Dele played just nine regular-season games as he worked his way into game shape, but with Chicago backup center Bill Wennington sidelined by a ruptured tendon in his foot, Dele averaged 17.7 minutes per game in the playoffs behind starter Luc Longley. His 12.4 points and 7.6 rebounds per 36 minutes were more production than the Bulls typically got from the Longley-Wennington combo, and you can make a case that the 1997 Chicago playoff roster was stronger than the previous year's team that went 72-10 as a result.

After the season, Dele signed a seven-year, $45 million deal with the Detroit Pistons. He played the first two seasons, averaging 16.2 points and 8.9 rebounds in 1997-98, before walking away from the remainder of the deal to travel the world.

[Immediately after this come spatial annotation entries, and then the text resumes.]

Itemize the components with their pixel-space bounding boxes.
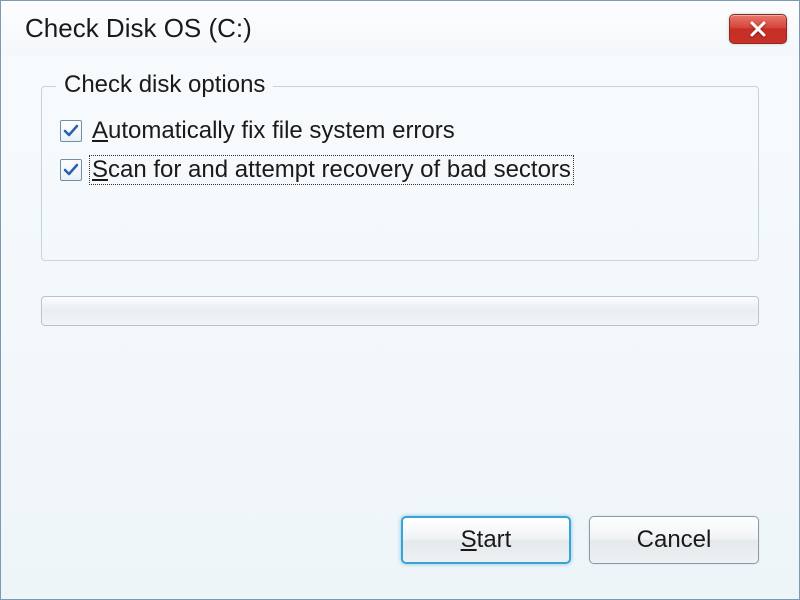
option-scanbad-row: Scan for and attempt recovery of bad sec… [60,155,740,185]
dialog-window: Check Disk OS (C:) Check disk options Au… [0,0,800,600]
checkmark-icon [63,162,79,178]
button-row: Start Cancel [401,516,759,564]
autofix-label: Automatically fix file system errors [92,117,455,145]
start-button[interactable]: Start [401,516,571,564]
titlebar: Check Disk OS (C:) [1,1,799,56]
scanbad-label: Scan for and attempt recovery of bad sec… [89,155,574,185]
groupbox-legend: Check disk options [56,71,273,99]
cancel-button-label: Cancel [637,526,712,554]
close-icon [749,20,767,38]
progress-bar [41,296,759,326]
options-groupbox: Check disk options Automatically fix fil… [41,86,759,261]
dialog-content: Check disk options Automatically fix fil… [1,56,799,326]
window-title: Check Disk OS (C:) [25,13,252,44]
autofix-checkbox[interactable] [60,120,82,142]
scanbad-checkbox[interactable] [60,159,82,181]
cancel-button[interactable]: Cancel [589,516,759,564]
start-button-label: Start [461,526,512,554]
option-autofix-row: Automatically fix file system errors [60,117,740,145]
checkmark-icon [63,123,79,139]
close-button[interactable] [729,14,787,44]
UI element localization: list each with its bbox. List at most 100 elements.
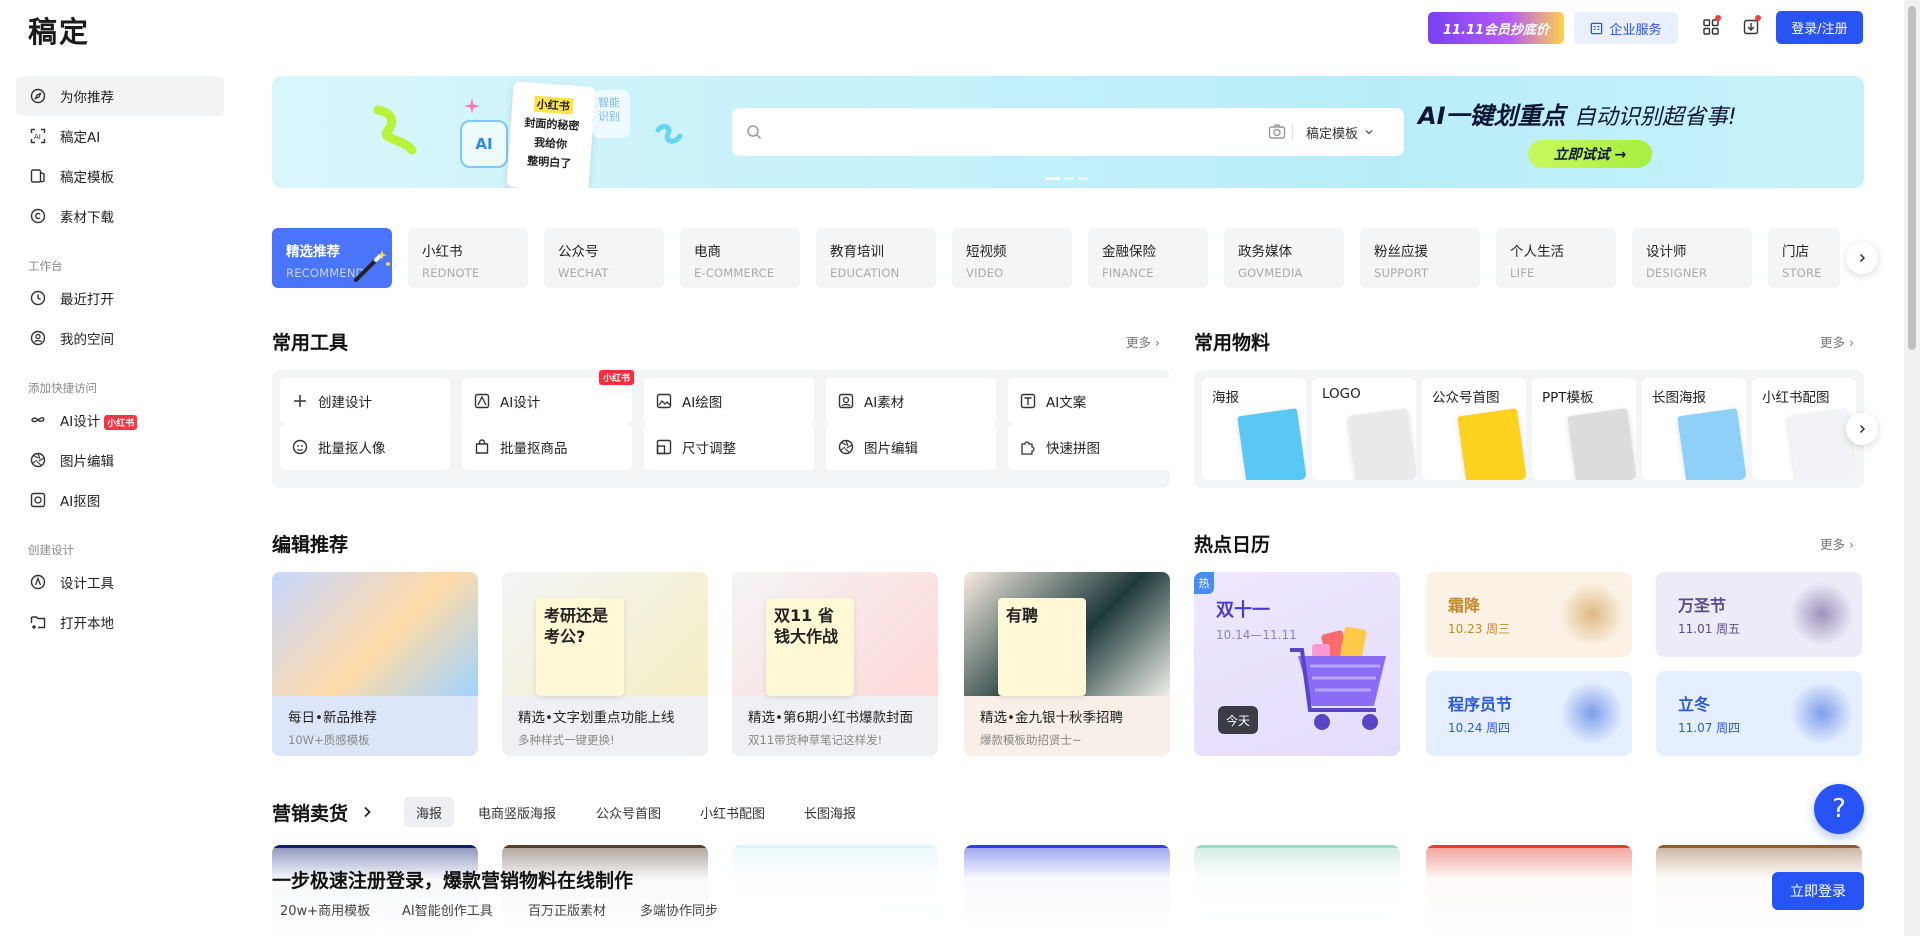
category-tab-govmedia[interactable]: 政务媒体 GOVMEDIA (1224, 228, 1344, 288)
calendar-card[interactable]: 程序员节 10.24 周四 (1426, 671, 1632, 756)
search-scope-dropdown[interactable]: 稿定模板 (1306, 108, 1374, 156)
category-english: EDUCATION (830, 266, 900, 280)
login-now-button[interactable]: 立即登录 (1772, 872, 1864, 910)
category-english: E-COMMERCE (694, 266, 775, 280)
calendar-card[interactable]: 霜降 10.23 周三 (1426, 572, 1632, 657)
calendar-card-double11[interactable]: 热 双十一 10.14—11.11 今天 (1194, 572, 1400, 756)
category-name: 金融保险 (1102, 244, 1156, 260)
category-tab-life[interactable]: 个人生活 LIFE (1496, 228, 1616, 288)
marketing-tab[interactable]: 小红书配图 (688, 797, 777, 827)
sidebar-item-templates[interactable]: 稿定模板 (16, 156, 224, 196)
material-label: LOGO (1322, 386, 1361, 402)
category-tab-rednote[interactable]: 小红书 REDNOTE (408, 228, 528, 288)
material-card[interactable]: 海报 (1202, 378, 1306, 480)
sidebar-item-open-local[interactable]: 打开本地 (16, 602, 224, 642)
material-card[interactable]: LOGO (1312, 378, 1416, 480)
materials-more-link[interactable]: 更多 › (1820, 332, 1854, 351)
category-tab-designer[interactable]: 设计师 DESIGNER (1632, 228, 1752, 288)
marketing-tab[interactable]: 公众号首图 (584, 797, 673, 827)
carousel-dot[interactable] (1064, 177, 1074, 180)
tool-ai-design[interactable]: AI设计 小红书 (462, 370, 634, 424)
editor-card[interactable]: 每日•新品推荐 10W+质感模板 (272, 572, 478, 756)
ai-material-icon (838, 393, 854, 409)
tools-more-link[interactable]: 更多 › (1126, 332, 1160, 351)
editor-card[interactable]: 双11 省钱大作战 精选•第6期小红书爆款封面 双11带货种草笔记这样发! (732, 572, 938, 756)
chevron-down-icon (1365, 130, 1373, 135)
sidebar-item-design-tool[interactable]: 设计工具 (16, 562, 224, 602)
search-input[interactable] (772, 118, 1272, 146)
login-register-button[interactable]: 登录/注册 (1776, 11, 1863, 44)
category-tab-education[interactable]: 教育培训 EDUCATION (816, 228, 936, 288)
sidebar-item-image-edit[interactable]: 图片编辑 (16, 440, 224, 480)
tool-aperture[interactable]: 图片编辑 (826, 424, 996, 470)
tool-label: 尺寸调整 (682, 441, 736, 457)
category-tab-finance[interactable]: 金融保险 FINANCE (1088, 228, 1208, 288)
tool-puzzle[interactable]: 快速拼图 (1008, 424, 1178, 470)
calendar-card[interactable]: 万圣节 11.01 周五 (1656, 572, 1862, 657)
editor-card[interactable]: 考研还是考公? 精选•文字划重点功能上线 多种样式一键更换! (502, 572, 708, 756)
category-english: GOVMEDIA (1238, 266, 1303, 280)
tool-resize[interactable]: 尺寸调整 (644, 424, 814, 470)
chevron-right-icon[interactable] (362, 806, 372, 818)
tool-face[interactable]: 批量抠人像 (280, 424, 450, 470)
enterprise-service-button[interactable]: 企业服务 (1574, 12, 1678, 44)
promo-banner-button[interactable]: 11.11会员抄底价 (1428, 12, 1564, 44)
try-now-button[interactable]: 立即试试 → (1528, 140, 1652, 168)
tool-label: 批量抠商品 (500, 441, 568, 457)
template-icon (30, 169, 45, 183)
material-label: PPT模板 (1542, 390, 1594, 406)
download-icon[interactable] (1740, 15, 1762, 38)
help-button[interactable]: ? (1814, 784, 1864, 834)
category-tab-video[interactable]: 短视频 VIDEO (952, 228, 1072, 288)
category-tab-e-commerce[interactable]: 电商 E-COMMERCE (680, 228, 800, 288)
apps-grid-icon[interactable] (1700, 15, 1722, 38)
category-tab-wechat[interactable]: 公众号 WECHAT (544, 228, 664, 288)
carousel-dot[interactable] (1078, 177, 1088, 180)
chevron-right-icon (1859, 253, 1866, 263)
calendar-more-link[interactable]: 更多 › (1820, 534, 1854, 553)
sidebar-item-label: 稿定AI (60, 130, 101, 146)
tool-bag[interactable]: 批量抠商品 (462, 424, 632, 470)
category-english: VIDEO (966, 266, 1004, 280)
sidebar-item-gaoding-ai[interactable]: AI 稿定AI (16, 116, 224, 156)
tool-ai-material[interactable]: AI素材 (826, 378, 996, 424)
aperture-icon (838, 439, 854, 455)
calendar-card[interactable]: 立冬 11.07 周四 (1656, 671, 1862, 756)
material-card[interactable]: 小红书配图 (1752, 378, 1856, 480)
editor-card-title: 精选•文字划重点功能上线 (518, 710, 675, 726)
tool-plus[interactable]: 创建设计 (280, 378, 450, 424)
sidebar-item-materials[interactable]: 素材下载 (16, 196, 224, 236)
sidebar-item-ai-design[interactable]: AI设计 小红书 (16, 400, 224, 440)
category-tab-support[interactable]: 粉丝应援 SUPPORT (1360, 228, 1480, 288)
cutout-icon (30, 492, 46, 508)
scrollbar-thumb[interactable] (1908, 6, 1916, 350)
marketing-tab[interactable]: 海报 (404, 797, 455, 827)
ai-scan-badge-icon: AI (460, 120, 508, 168)
material-card[interactable]: 公众号首图 (1422, 378, 1526, 480)
material-card[interactable]: 长图海报 (1642, 378, 1746, 480)
sidebar-item-ai-cutout[interactable]: AI抠图 (16, 480, 224, 520)
editor-card[interactable]: 有聘 精选•金九银十秋季招聘 爆款模板助招贤士~ (964, 572, 1170, 756)
marketing-tab[interactable]: 电商竖版海报 (466, 797, 568, 827)
category-next-button[interactable] (1846, 242, 1878, 274)
sidebar-item-recommend[interactable]: 为你推荐 (16, 76, 224, 116)
sidebar-item-my-space[interactable]: 我的空间 (16, 318, 224, 358)
tool-ai-draw[interactable]: AI绘图 (644, 378, 814, 424)
category-tab-recommend[interactable]: 精选推荐 RECOMMEND (272, 228, 392, 288)
plus-icon (294, 395, 306, 407)
marketing-tab[interactable]: 长图海报 (792, 797, 868, 827)
carousel-dot[interactable] (1046, 177, 1060, 180)
banner-slogan: AI一键划重点 自动识别超省事! (1418, 96, 1737, 131)
editor-card-subtitle: 双11带货种草笔记这样发! (748, 733, 883, 747)
material-thumbnail (1237, 408, 1306, 480)
section-create-title: 创建设计 (28, 543, 74, 557)
sidebar-item-recent[interactable]: 最近打开 (16, 278, 224, 318)
site-logo[interactable]: 稿定 (28, 9, 90, 51)
camera-icon[interactable] (1268, 123, 1286, 141)
category-name: 短视频 (966, 244, 1007, 260)
materials-next-button[interactable] (1846, 413, 1878, 445)
category-tab-store[interactable]: 门店 STORE (1768, 228, 1840, 288)
material-card[interactable]: PPT模板 (1532, 378, 1636, 480)
tool-ai-text[interactable]: AI文案 (1008, 378, 1178, 424)
calendar-event-name: 霜降 (1448, 596, 1481, 615)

"I think there is some hanging fruit in the assessment of potential through the control of parameters not visible at first sight: visual acuity (as shown in "The Sports Gene"), muscular memory, speed of reactions. I am totally sure that some surprising and underachieving player careers are caused by lack of measurement of these parameters. [Andrea] Bargnani just couldn't understand what was happening on the court. The body control of Isaiah Thomas is what makes him different to the dozens of talented [5-foot-9 guys] that have arrived into the league.

"Wingspan has only become a 'mainstream' parameter to control quite recently. Do you have any input if there are some people trying to study these parameters to assess the potential of players?" -- Daniel Canueto

There was some discussion of these types of tests during the Basketball Analytics panel at last week's MIT Sloan Sports Analytics Conference. Celtics assistant GM Mike Zarren mentioned reaction times and vision tests as examples of things that could translate to basketball. Luis Scola told an interesting story about a testing machine one of his teams had.

"It measured hand-eye coordination and we discovered that whoever's good at this is good at deflections," Scola said. "So I tested myself and we all tested. It kind of matches the deflection chart of the team. Me and a couple other players really did it every day. We ended up becoming really, really good at it. On the table of hand-eye coordination, we climbed. But we did not climb on the deflection list. That's interesting because people ended up getting good at the test. They trained for the test."

This is an example of Goodhart's Law, which concludes that "When a measure becomes a target, it ceases to be a good measure." So I'm a little skeptical of how much utility there is for such measures.

It's also possible that they might tell us something, but not more than we can glean from past player stats. Wingspan is a good example of that. It predicts NBA block percentage better than simply using height, but neither of them predicts nearly as well as college block percentage.


"Dirk Nowitzki's first game was in Seattle (2/5/99)...any chance you were in the building?" - Jonathan Dennis

Sadly, no. While my family had season tickets, I wasn't there. I'm pretty sure I was away at -- of all things -- a math competition. So I missed Dirk's debut.